Лодка проплыла мимо. Разумеется, рыбак не обратил внимания на слова, раздавшиеся в темноте, на женщину, склонившуюся к нему.

Но, видимо, он почувствовал, что крик в ночи исполнен страдания, и, проплывая мимо, умолк, а запел снова, когда лодка была уже далеко.

Вот она исчезла из вида; я осталась одна; наступила тишина, когда словно слышится дыхание природы.

Звездное небо отражалось в воде; я будто повисла в воздухе; пустота притягивала меня, хотя от нее кружилась голова. Я была так несчастна, что мне хотелось умереть. От мысли о смерти до нее самой был всего один шаг… Сделать его было совсем просто: внизу, в трех футах от меня, могила открывала мне объятия.

Я чувствовала, что голова моя склоняется, тело перевешивается через перила балкона, а ноги вот-вот оторвутся от пола.

И вдруг я вспомнила о ребенке.

Ведь, кончая с собой, я совершала не только самоубийство, но и убийство.

Я отпрянула от перил, закрыла решетку, а ключ швырнула в воду, чтобы не поддаваться горькому искушению, пятясь, вошла в комнату и бросилась на постель.

Время текло медленно, на душе было тоскливо.

Но вот разгорелась заря, послышался шум дня. Беатриса отворила дверь и вошла ко мне.

Начиналась обычная жизнь.

В одиннадцать часов пополудни Беатриса сказала, что пришел дон Руис: его прислал мой отец.

Я уже приняла решение и велела дону Руису войти.

Он держался робко, но сиял от счастья, так как отец сказал ему, что нисколько не сомневается в моем согласии.

Но, бросив взгляд на меня и увидев, что я бледна и холодна, он вздрогнул и тоже побледнел.

Я подняла на него глаза и стала ждать.

Голос изменил ему, раз десять он пытался сказать о том, что его привело ко мне…

Он говорил, и ему, должно быть, казалось, что его слова разбиваются о непроницаемую стену, заслонившую мое сердце.

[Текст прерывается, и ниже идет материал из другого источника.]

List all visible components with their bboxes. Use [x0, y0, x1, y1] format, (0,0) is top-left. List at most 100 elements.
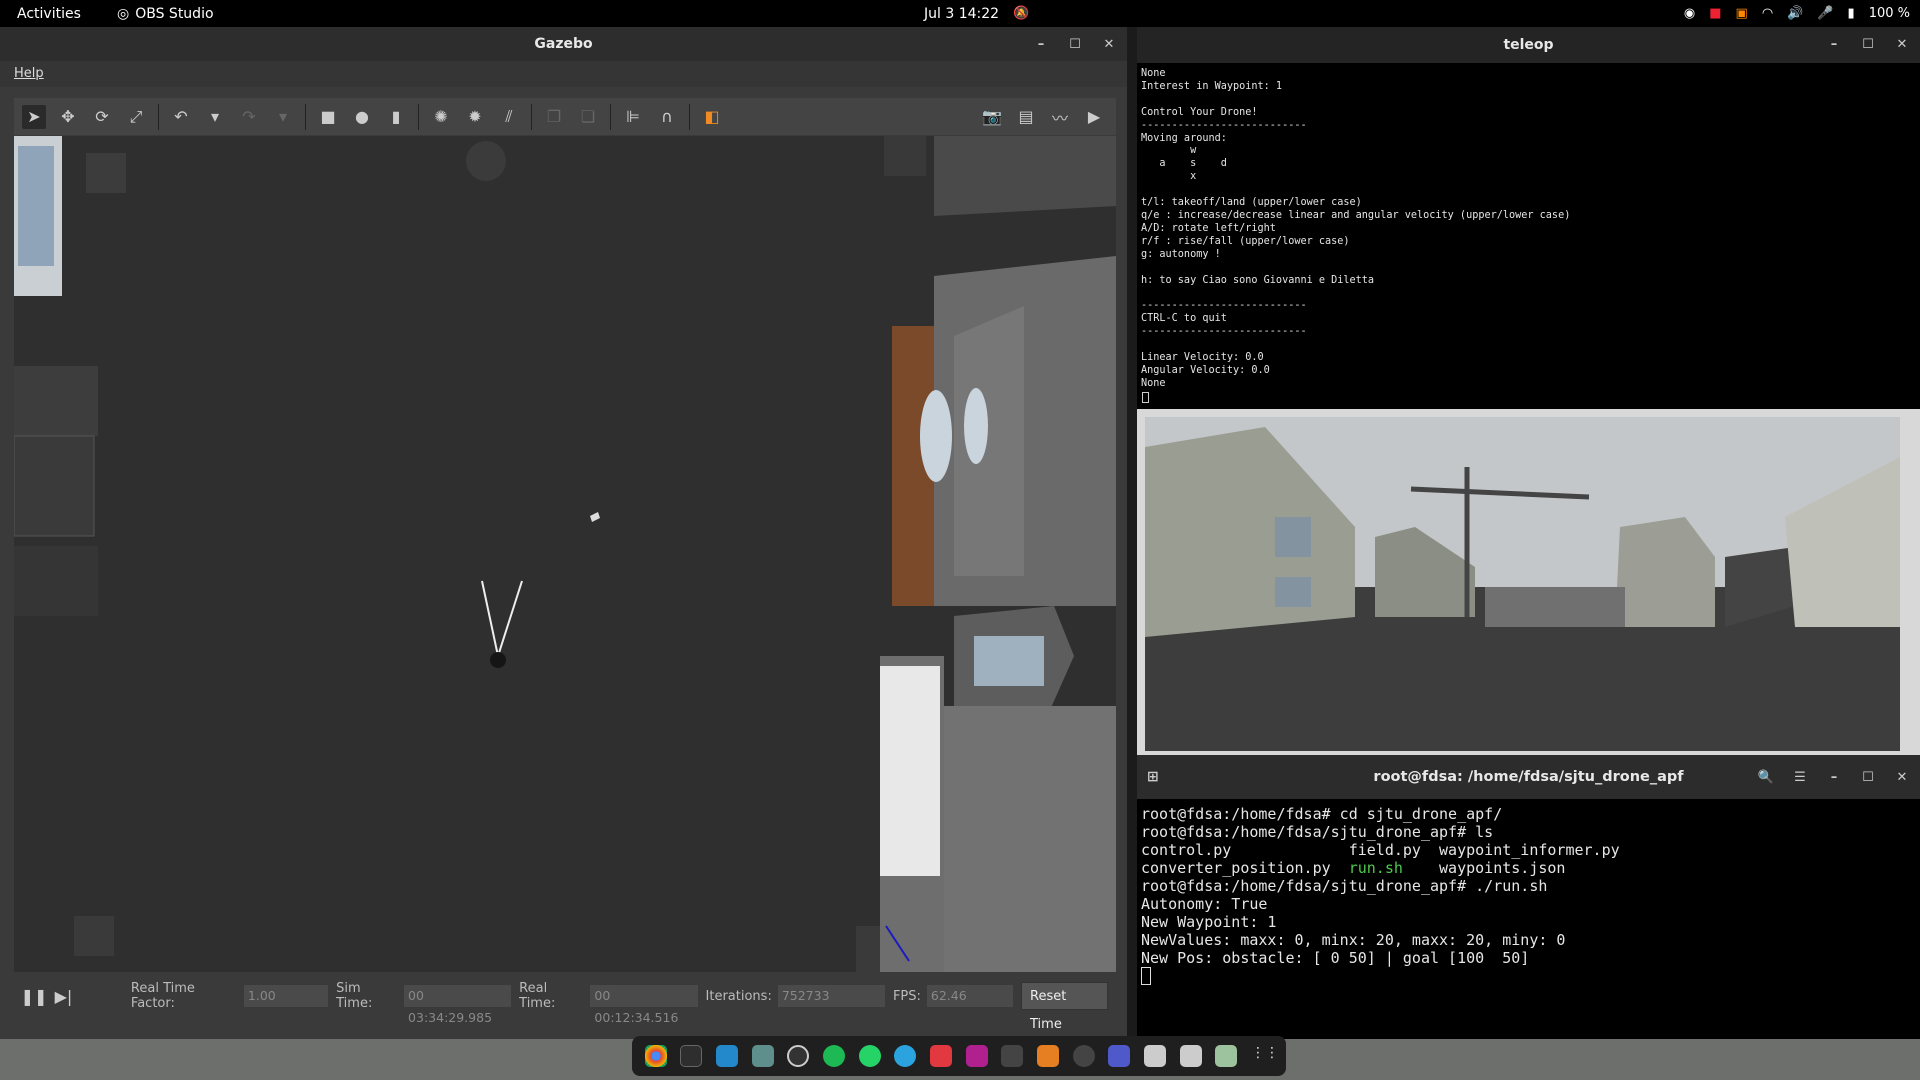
select-mode-icon[interactable]: ➤ [22, 104, 46, 129]
minimize-button[interactable]: – [1031, 37, 1051, 52]
teams-icon[interactable] [1108, 1045, 1131, 1067]
clock[interactable]: Jul 3 14:22 [924, 6, 999, 22]
minimize-button[interactable]: – [1824, 37, 1844, 52]
screenshot-icon[interactable]: 📷 [980, 105, 1004, 129]
vscode-icon[interactable] [716, 1045, 739, 1067]
toolbar-divider [531, 103, 532, 130]
obs-dock-icon[interactable] [787, 1045, 810, 1067]
minimize-button[interactable]: – [1824, 770, 1844, 785]
menu-help[interactable]: Help [14, 66, 44, 81]
close-button[interactable]: ✕ [1892, 37, 1912, 52]
sim-time-value: 00 03:34:29.985 [404, 985, 512, 1025]
mic-icon[interactable]: 🎤 [1817, 6, 1833, 21]
terminal-line: root@fdsa:/home/fdsa/sjtu_drone_apf# ls [1141, 823, 1494, 841]
activities-button[interactable]: Activities [17, 6, 81, 22]
gazebo-window: Gazebo – ☐ ✕ Help ➤ ✥ ⟳ ⤢ ↶ ▾ ↷ ▾ ■ ● ▮ … [0, 27, 1127, 1039]
window-title: Gazebo [534, 36, 593, 52]
log-icon[interactable]: ▤ [1014, 105, 1038, 129]
spot-light-icon[interactable]: ✹ [463, 105, 487, 129]
scale-mode-icon[interactable]: ⤢ [124, 105, 148, 129]
app-grid-icon[interactable]: ⋮⋮ [1251, 1045, 1279, 1067]
terminal-output[interactable]: root@fdsa:/home/fdsa# cd sjtu_drone_apf/… [1141, 805, 1620, 985]
undo-history-icon[interactable]: ▾ [203, 105, 227, 129]
terminal-line [1141, 967, 1620, 985]
step-icon[interactable]: ▶| [52, 984, 75, 1008]
close-button[interactable]: ✕ [1099, 37, 1119, 52]
typora-icon[interactable] [965, 1045, 988, 1067]
snap-icon[interactable]: ∩ [655, 105, 679, 129]
maximize-button[interactable]: ☐ [1858, 37, 1878, 52]
undo-icon[interactable]: ↶ [169, 105, 193, 129]
document-icon[interactable] [1144, 1045, 1167, 1067]
terminal-window: ⊞ root@fdsa: /home/fdsa/sjtu_drone_apf 🔍… [1137, 755, 1920, 1055]
system-tray[interactable]: ◉ ■ ▣ ◠ 🔊 🎤 ▮ 100 % [1684, 6, 1910, 21]
search-icon[interactable]: 🔍 [1756, 770, 1776, 785]
camera-window [1137, 409, 1920, 755]
new-tab-icon[interactable]: ⊞ [1147, 769, 1159, 785]
cylinder-shape-icon[interactable]: ▮ [384, 105, 408, 129]
obs-tray-icon[interactable]: ◉ [1684, 6, 1695, 21]
directional-light-icon[interactable]: ⫽ [497, 105, 521, 129]
document-icon[interactable] [1179, 1045, 1202, 1067]
toolbar-divider [610, 103, 611, 130]
layers-icon[interactable] [1037, 1045, 1060, 1067]
whatsapp-icon[interactable] [858, 1045, 881, 1067]
executable-file-name: run.sh [1348, 859, 1403, 877]
iterations-label: Iterations: [705, 988, 772, 1004]
close-button[interactable]: ✕ [1892, 770, 1912, 785]
paste-icon[interactable]: ❏ [576, 105, 600, 129]
record-tray-icon[interactable]: ■ [1709, 6, 1721, 21]
teleop-titlebar[interactable]: teleop – ☐ ✕ [1137, 27, 1920, 63]
video-record-icon[interactable]: ▶ [1082, 105, 1106, 129]
gazebo-titlebar[interactable]: Gazebo – ☐ ✕ [0, 27, 1127, 61]
hamburger-menu-icon[interactable]: ☰ [1790, 770, 1810, 785]
focused-app-label: OBS Studio [135, 5, 214, 22]
chrome-icon[interactable] [644, 1045, 667, 1067]
spotify-icon[interactable] [823, 1045, 846, 1067]
recorder-icon[interactable] [930, 1045, 953, 1067]
terminal-titlebar[interactable]: ⊞ root@fdsa: /home/fdsa/sjtu_drone_apf 🔍… [1137, 755, 1920, 799]
toolbar-divider [305, 103, 306, 130]
trash-icon[interactable] [1215, 1045, 1238, 1067]
view-angle-icon[interactable]: ◧ [700, 105, 724, 129]
terminal-line: NewValues: maxx: 0, minx: 20, maxx: 20, … [1141, 931, 1566, 949]
screen-share-icon[interactable]: ▣ [1736, 6, 1748, 21]
3d-viewport[interactable] [14, 136, 1116, 972]
top-bar: Activities ◎ OBS Studio Jul 3 14:22 🔕 ◉ … [0, 0, 1920, 27]
terminal-app-icon[interactable] [680, 1045, 703, 1067]
maximize-button[interactable]: ☐ [1065, 37, 1085, 52]
translate-mode-icon[interactable]: ✥ [56, 105, 80, 129]
drone-model [490, 652, 506, 668]
telegram-icon[interactable] [894, 1045, 917, 1067]
gazebo-dock-icon[interactable] [1072, 1045, 1095, 1067]
battery-icon[interactable]: ▮ [1848, 6, 1855, 21]
maximize-button[interactable]: ☐ [1858, 770, 1878, 785]
files-icon[interactable] [751, 1045, 774, 1067]
terminal-line: root@fdsa:/home/fdsa# cd sjtu_drone_apf/ [1141, 805, 1503, 823]
copy-icon[interactable]: ❐ [542, 105, 566, 129]
sphere-shape-icon[interactable]: ● [350, 105, 374, 129]
window-title: root@fdsa: /home/fdsa/sjtu_drone_apf [1373, 769, 1684, 785]
teleop-window: teleop – ☐ ✕ None Interest in Waypoint: … [1137, 27, 1920, 409]
real-time-value: 00 00:12:34.516 [590, 985, 698, 1025]
redo-icon[interactable]: ↷ [237, 105, 261, 129]
menu-bar: Help [0, 61, 1127, 87]
box-shape-icon[interactable]: ■ [316, 105, 340, 129]
reset-time-button[interactable]: Reset Time [1021, 982, 1108, 1032]
teleop-output: None Interest in Waypoint: 1 Control You… [1141, 68, 1571, 389]
redo-history-icon[interactable]: ▾ [271, 105, 295, 129]
rotate-mode-icon[interactable]: ⟳ [90, 105, 114, 129]
volume-icon[interactable]: 🔊 [1787, 6, 1803, 21]
focused-app-menu[interactable]: ◎ OBS Studio [117, 6, 214, 22]
pause-icon[interactable]: ❚❚ [21, 984, 48, 1008]
plot-icon[interactable]: 〰 [1048, 105, 1072, 129]
align-icon[interactable]: ⊫ [621, 105, 645, 129]
point-light-icon[interactable]: ✺ [429, 105, 453, 129]
gazebo-toolbar: ➤ ✥ ⟳ ⤢ ↶ ▾ ↷ ▾ ■ ● ▮ ✺ ✹ ⫽ ❐ ❏ ⊫ ∩ ◧ 📷 … [14, 98, 1116, 135]
wifi-icon[interactable]: ◠ [1762, 6, 1773, 21]
terminal-cursor [1142, 392, 1149, 403]
notification-muted-icon: 🔕 [1013, 6, 1030, 21]
file-name: converter_position.py [1141, 859, 1349, 877]
fps-value: 62.46 [926, 985, 1013, 1007]
rviz-icon[interactable] [1001, 1045, 1024, 1067]
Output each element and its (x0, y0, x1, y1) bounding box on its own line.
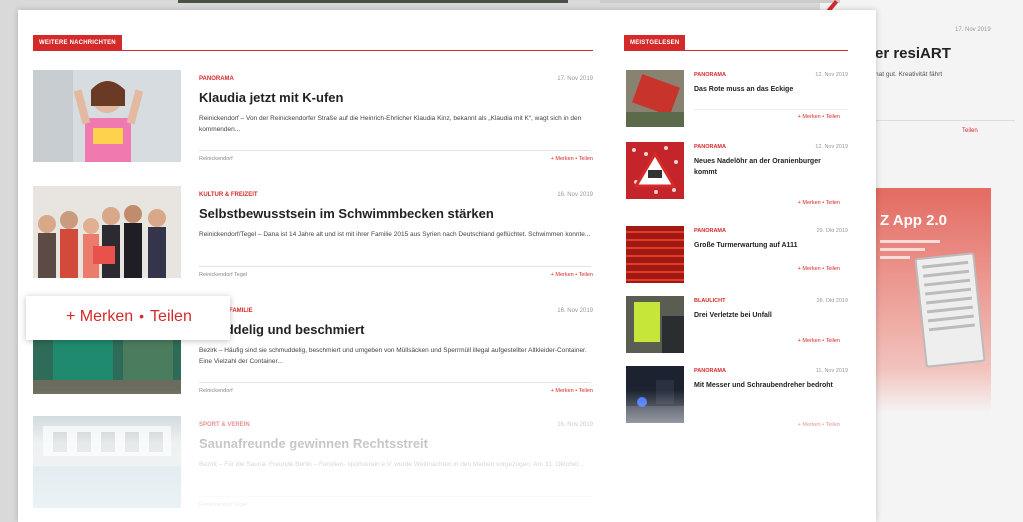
popular-item[interactable]: PANORAMA 12. Nov 2019 Neues Nadelöhr an … (626, 142, 848, 212)
popular-date: 11. Nov 2019 (815, 368, 848, 374)
article-teaser: Reinickendorf – Von der Reinickendorfer … (199, 115, 582, 134)
popular-merken-teilen[interactable]: + Merken • Teilen (798, 200, 840, 206)
news-card: WEITERE NACHRICHTEN MEISTGELESEN PANORAM… (18, 10, 876, 522)
article-location-tag[interactable]: Reinickendorf Tegel (199, 272, 247, 278)
background-divider (875, 120, 1015, 121)
article-date: 17. Nov 2019 (557, 76, 593, 82)
separator-dot: • (139, 308, 145, 324)
popular-title[interactable]: Das Rote muss an das Eckige (694, 85, 844, 96)
section-underline-right (624, 50, 848, 51)
popular-title[interactable]: Drei Verletzte bei Unfall (694, 311, 844, 322)
background-teilen-link[interactable]: Teilen (962, 128, 978, 134)
popular-item[interactable]: PANORAMA 29. Okt 2019 Große Turmerwartun… (626, 226, 848, 296)
background-text: hat gut. Kreativität fährt (875, 71, 943, 78)
article-teaser: Bezirk – Häufig sind sie schmuddelig, be… (199, 347, 587, 366)
article-category[interactable]: KULTUR & FREIZEIT (199, 192, 258, 198)
popular-item[interactable]: PANORAMA 12. Nov 2019 Das Rote muss an d… (626, 70, 848, 140)
article-divider (199, 266, 591, 267)
popular-thumbnail[interactable] (626, 142, 684, 199)
article-merken-teilen[interactable]: + Merken • Teilen (551, 388, 593, 394)
article-divider (199, 150, 591, 151)
article-thumbnail[interactable] (33, 186, 181, 278)
popular-merken-teilen[interactable]: + Merken • Teilen (798, 266, 840, 272)
top-image-edge-right (600, 0, 840, 3)
popular-category[interactable]: PANORAMA (694, 368, 726, 374)
article-item[interactable]: SPORT & VEREIN 16. Nov 2019 Saunafreunde… (33, 416, 593, 522)
article-thumbnail[interactable] (33, 70, 181, 162)
app-promo-title: Z App 2.0 (880, 212, 947, 229)
popular-category[interactable]: PANORAMA (694, 228, 726, 234)
article-title[interactable]: Selbstbewusstsein im Schwimmbecken stärk… (199, 206, 494, 221)
popular-thumbnail[interactable] (626, 296, 684, 353)
section-label-weitere-nachrichten: WEITERE NACHRICHTEN (33, 35, 122, 51)
merken-teilen-callout: + Merken • Teilen (26, 296, 230, 340)
article-item[interactable]: KULTUR & FREIZEIT 16. Nov 2019 Selbstbew… (33, 186, 593, 296)
popular-title[interactable]: Große Turmerwartung auf A111 (694, 241, 844, 252)
popular-thumbnail[interactable] (626, 70, 684, 127)
article-category[interactable]: PANORAMA (199, 76, 234, 82)
popular-item[interactable]: PANORAMA 11. Nov 2019 Mit Messer und Sch… (626, 366, 848, 436)
merken-link[interactable]: + Merken (66, 308, 133, 325)
popular-category[interactable]: PANORAMA (694, 144, 726, 150)
article-date: 16. Nov 2019 (557, 308, 593, 314)
article-merken-teilen[interactable]: + Merken • Teilen (551, 156, 593, 162)
article-category[interactable]: SPORT & VEREIN (199, 422, 250, 428)
popular-merken-teilen[interactable]: + Merken • Teilen (798, 338, 840, 344)
app-phone-image (914, 252, 986, 368)
article-location-tag[interactable]: Reinickendorf (199, 388, 233, 394)
popular-thumbnail[interactable] (626, 366, 684, 423)
popular-title[interactable]: Neues Nadelöhr an der Oranienburger komm… (694, 157, 844, 178)
article-divider (199, 382, 591, 383)
article-title[interactable]: Klaudia jetzt mit K-ufen (199, 90, 343, 105)
popular-merken-teilen[interactable]: + Merken • Teilen (798, 422, 840, 428)
popular-category[interactable]: PANORAMA (694, 72, 726, 78)
article-date: 16. Nov 2019 (557, 422, 593, 428)
article-teaser: Bezirk – Für die Sauna- Freunde Berlin –… (199, 461, 584, 468)
popular-date: 12. Nov 2019 (815, 144, 848, 150)
teilen-link[interactable]: Teilen (150, 308, 192, 325)
popular-date: 12. Nov 2019 (815, 72, 848, 78)
article-item[interactable]: PANORAMA 17. Nov 2019 Klaudia jetzt mit … (33, 70, 593, 180)
popular-merken-teilen[interactable]: + Merken • Teilen (798, 114, 840, 120)
article-location-tag[interactable]: Reinickendorf (199, 156, 233, 162)
article-date: 16. Nov 2019 (557, 192, 593, 198)
article-divider (199, 496, 591, 497)
popular-divider (694, 109, 848, 110)
background-title: er resiART (875, 45, 951, 62)
popular-title[interactable]: Mit Messer und Schraubendreher bedroht (694, 381, 844, 392)
article-thumbnail[interactable] (33, 416, 181, 508)
popular-category[interactable]: BLAULICHT (694, 298, 725, 304)
section-underline-left (33, 50, 593, 51)
popular-date: 29. Okt 2019 (816, 228, 849, 234)
popular-date: 28. Okt 2019 (816, 298, 849, 304)
popular-thumbnail[interactable] (626, 226, 684, 283)
background-date: 17. Nov 2019 (955, 27, 991, 33)
article-teaser: Reinickendorf/Tegel – Dana ist 14 Jahre … (199, 231, 591, 238)
popular-item[interactable]: BLAULICHT 28. Okt 2019 Drei Verletzte be… (626, 296, 848, 366)
article-title[interactable]: Saunafreunde gewinnen Rechtsstreit (199, 436, 428, 451)
section-label-meistgelesen: MEISTGELESEN (624, 35, 686, 51)
top-image-edge (178, 0, 568, 3)
article-merken-teilen[interactable]: + Merken • Teilen (551, 272, 593, 278)
article-location-tag[interactable]: Reinickendorf Tegel (199, 502, 247, 508)
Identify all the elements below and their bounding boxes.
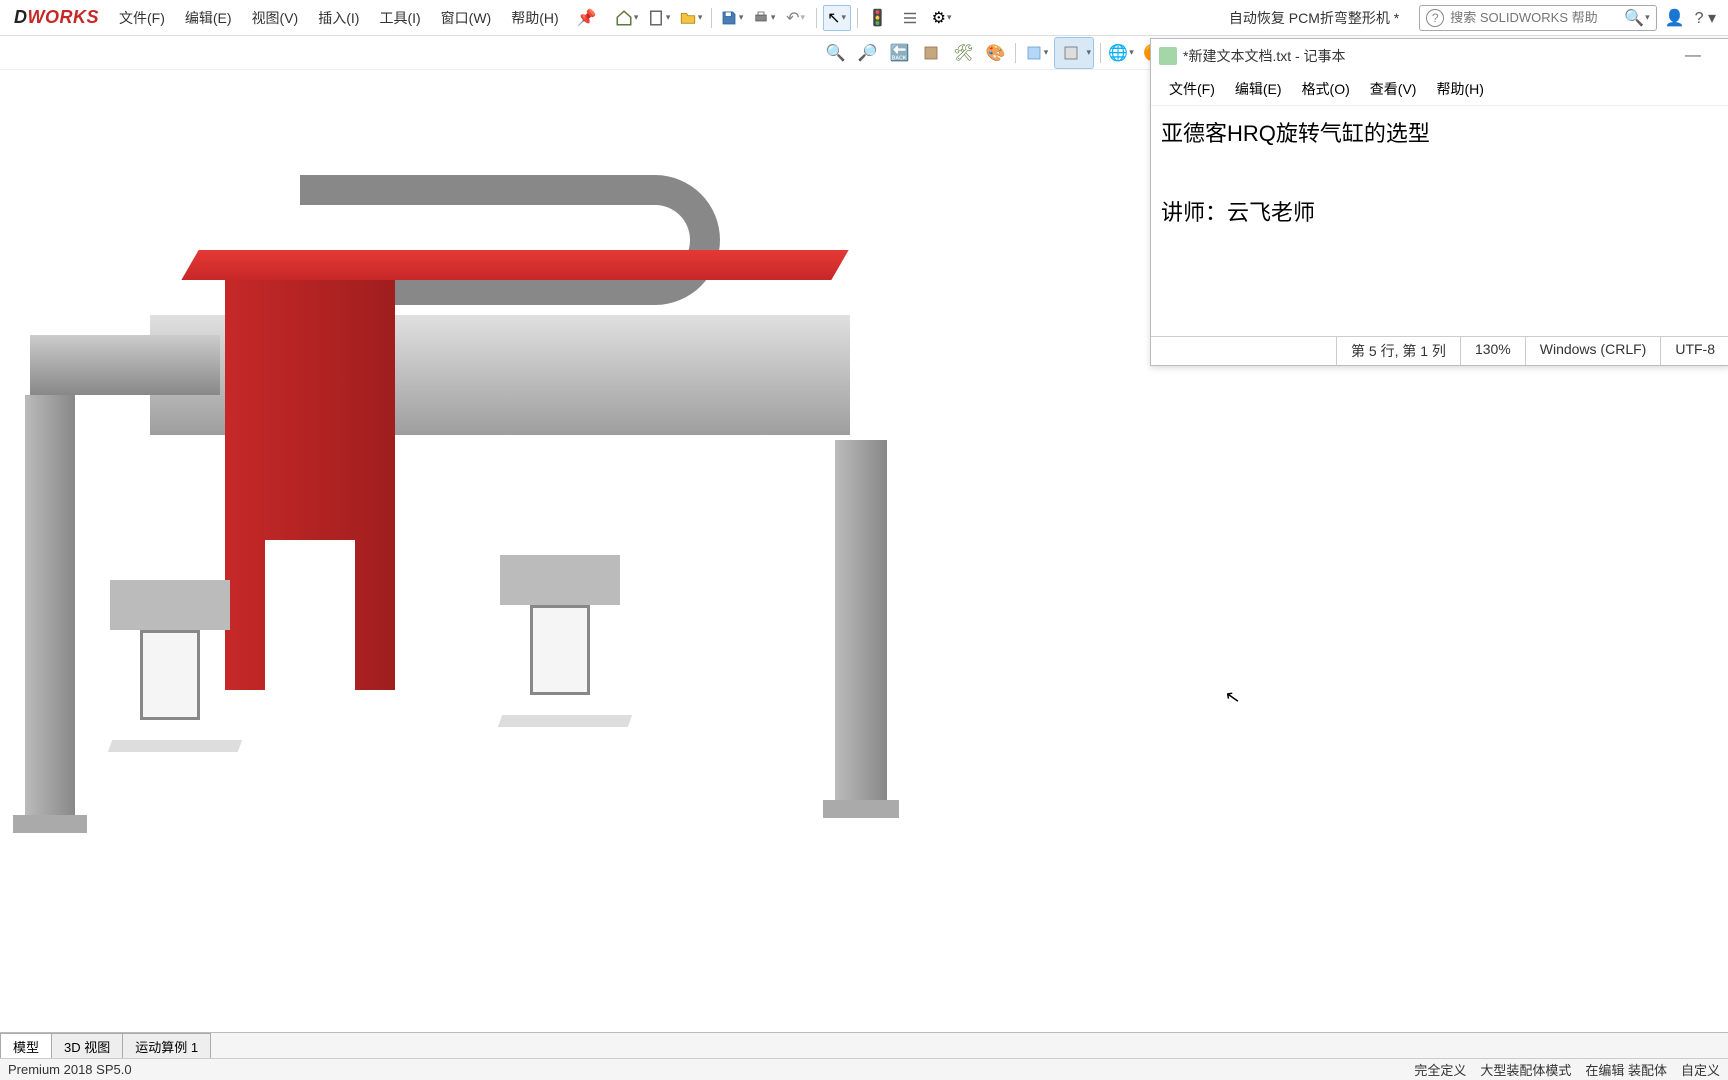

Вот наконец он признался, что уже давно любит меня, что наша свадьба — это дело решенное, ибо так договорились наши отцы, и что недостает лишь моего согласия, чтобы он стал самым счастливым человеком на свете.

"Сеньор, — ответила я твердым голосом, поскольку ответ я обдумала заранее, — я не могу принять предложение, оказывающее мне честь".

Мертвенная бледность покрыла его и без того бледное лицо.

"Боже мой! Да почему же?" — спросил он.

"Потому что я люблю другого и через семь месяцев стану матерью".

Он пошатнулся и чуть не упал.

Это признание, сделанное человеку, которого я видела до того не больше пяти-шести раз, говорило о моем безнадежном отчаянии, ведь я даже не просила сохранить тайну, доверившись его благородству; настаивать он уже не мог.

Он склонился передо мной, поцеловал подол моего платья и вышел, проговорив лишь такие слова:

"Да хранит вас Господь!"

Я осталась одна.

Я все ждала, что вот-вот явится отец, и дрожала, думая о том, что надо будет во всем признаться; но, к моему великому изумлению, он не заговорил об этом.

Перед обедом я попросила передать, что мне нездоровится и я прошу разрешения не выходить к столу.

Отец согласился без возражений и расспросов.